Another important factor in the success of Eschenbach's reading is that he never takes anything too fast. We are usually just a notch slower than the average tempo in each movement, although there some wonderfully brisk passages in the first movement that also come off really well. But steady tempos combine well with the conductor's focused, detail-rich approach to create both intensity and scale. Some may hanker after the more emphatic climaxes that you meet in Furtwängler-era recordings, but Eschenbach demonstrates that the music works just as well without. And unlike some of his predecessors, he doesn't make any excuses for the coda of the last movement. That is the one structural weakness of the symphony, and other conductors often compensate by ratcheting up the final bars into a monumental climax that the notes on the page don't quite justify. By not doing so, Eschenbach risks an anti-climax at the end, but even then it doesn't feel right to put all the blame on him.

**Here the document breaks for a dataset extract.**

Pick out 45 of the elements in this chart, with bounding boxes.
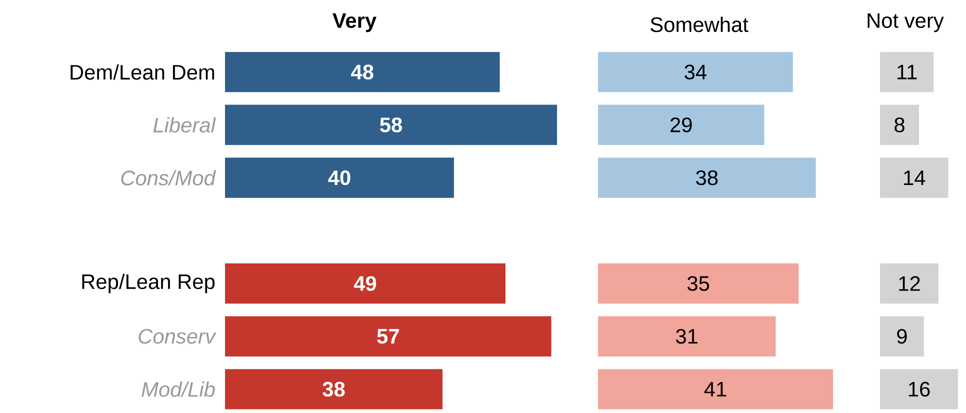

The playing from the London Philharmonic is superb. There isn't a single section of the orchestra whose performance ever drops below the superlative. One of the greatest strengths of the LPO is its low strings, and their clarity and sheer power provide an impressive foundation for this music. The brass too are on top form, plenty of power from the trombones, punch from the trumpets and subtly from the horns. The horns have a busy time in this symphony, and there are many details of their parts, for example the question and answer interplay between the desks, that I've never heard before and that sound great here.

The sound quality too is very good. The refurbished Festival Hall is turning out to be a great recording venue, both warm and detailed in its recorded sound.

Why no SACD? Many, if not most, orchestra own-labels have adopted the technology and in most cases have done their own playing more justice as a result. This recording is crying out for the full SACD treatment. Fairly cursory programme notes too. Still, this is a lower end mid-price release, so you can't ask for miracles. It's a great recording though, and worth every penny.